Трент трясет головой и дико машет руками в воздухе. Он боится пчел и часто отмахивается, даже когда я не вижу поблизости ни одной пчелы.
– Проехали. Схожу нам за выпивкой.
Я забираю его стакан вместе с моим и направляюсь на кухню. Бетонная площадка у бассейна раскалилась, я иду быстро, чтобы не обжечь ступни. Перед тем, как шагнуть через порог, я замечаю свое отражение в раздвижной застекленной двери и застываю, как вкопанный. Чувствую, как раскаленный бетон жжет подошвы, но мне все равно. Под действием солнца и алкоголя глаза воспринимают мое отражение как нечто туманное и расплывчатое. Но несмотря на нечеткость моего отраженного двойника, я замечаю явную резкость черт лица и общую всклокоченность вида. Прищуриваюсь и отступаю на шаг. Теперь отражение почти двоится. Вместо двух рук и двух ног у меня четыре руки и четыре ноги. Восемь.
Я сам себя не узнаю.
Я становлюсь жестче и злее, я дичаю.
Я превращаюсь в осьминога.
3.
Я засовываю руку в бумажный пакет с шестью печеньками и тремя салфетками, достаю печенье с карамельками и шоколадной крошкой и кусаю. Печенька теплая, потому что недавно вынута в булочной из духовки – или потому, что лежала у меня в машине на приборной доске, но мне без разницы. Я знаю только одно: если уж приходится проводить очередную пятницу в этом сливочно-масляном аду, буду есть печенье, и побольше.
Дженни я не угощаю.
– Что это? – я скептически таращусь на стопку довольно больших карточек в руках Дженни.

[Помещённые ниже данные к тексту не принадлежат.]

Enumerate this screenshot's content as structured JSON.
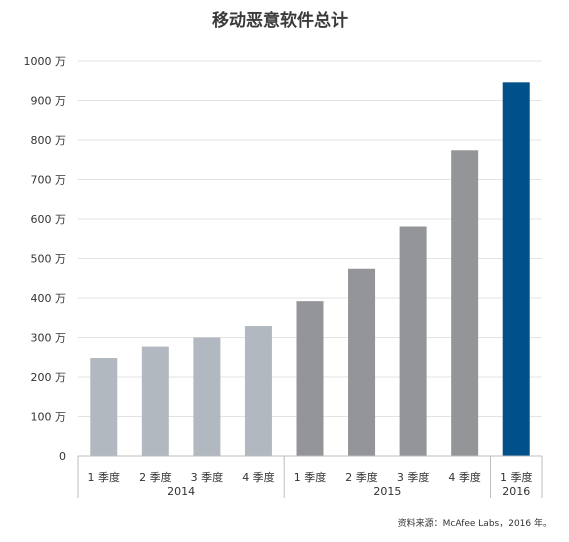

– Я тут подумала, что мы могли бы попробовать сегодня что-нибудь новое.
– Не люблю новое.
Не прямо сейчас и уж конечно, не в компании Дженни.
Она кивает, но продолжает стоять на своем. По размеру и форме ее карточки напоминают мне открытки, по которым мы с Мередит часто вышивали в детстве. Многие игрушки Мередит нравились мне гораздо больше собственных, особенно плюшевые зверята и всякое рукоделие. Однажды на Рождество ей подарили набор, чтобы делать пальчиковые куклы, и она просто отдала его мне. Сейчас мне не помешала бы одна из этих кукол – я не прочь показать один конкретный палец Дженни.
– Знаете тест Роршаха?
– Кто же его не знает?
– Это значит «да»?
Черт подери, Дженни. Я снова откусываю печенье, набиваю им полный рот.
– Чернильные кляксы.
– Вы когда-нибудь проходили его?
– Нет. И не понимаю, зачем мне его проходить сейчас.
– Он поможет мне разобраться в вашем эмоциональном функционировании, мыслительных процессах, внутренних конфликтах, понять, нет ли у вас каких-нибудь скрытых расстройств мышления…
– Вроде убежденности, что у моей собаки на голове осьминог? Таких расстройств мышления?
– Этого я не говорила.
– Это вы подразумевали.
– Нет, не подразумевала.
– Все потому, что я показал вам снимок!
Подавшись вперед на стуле, Дженни пытается развеять мое беспокойство бесхитростным жестом, но теряет равновесие и чуть не изображает нечто вроде преклонения колен.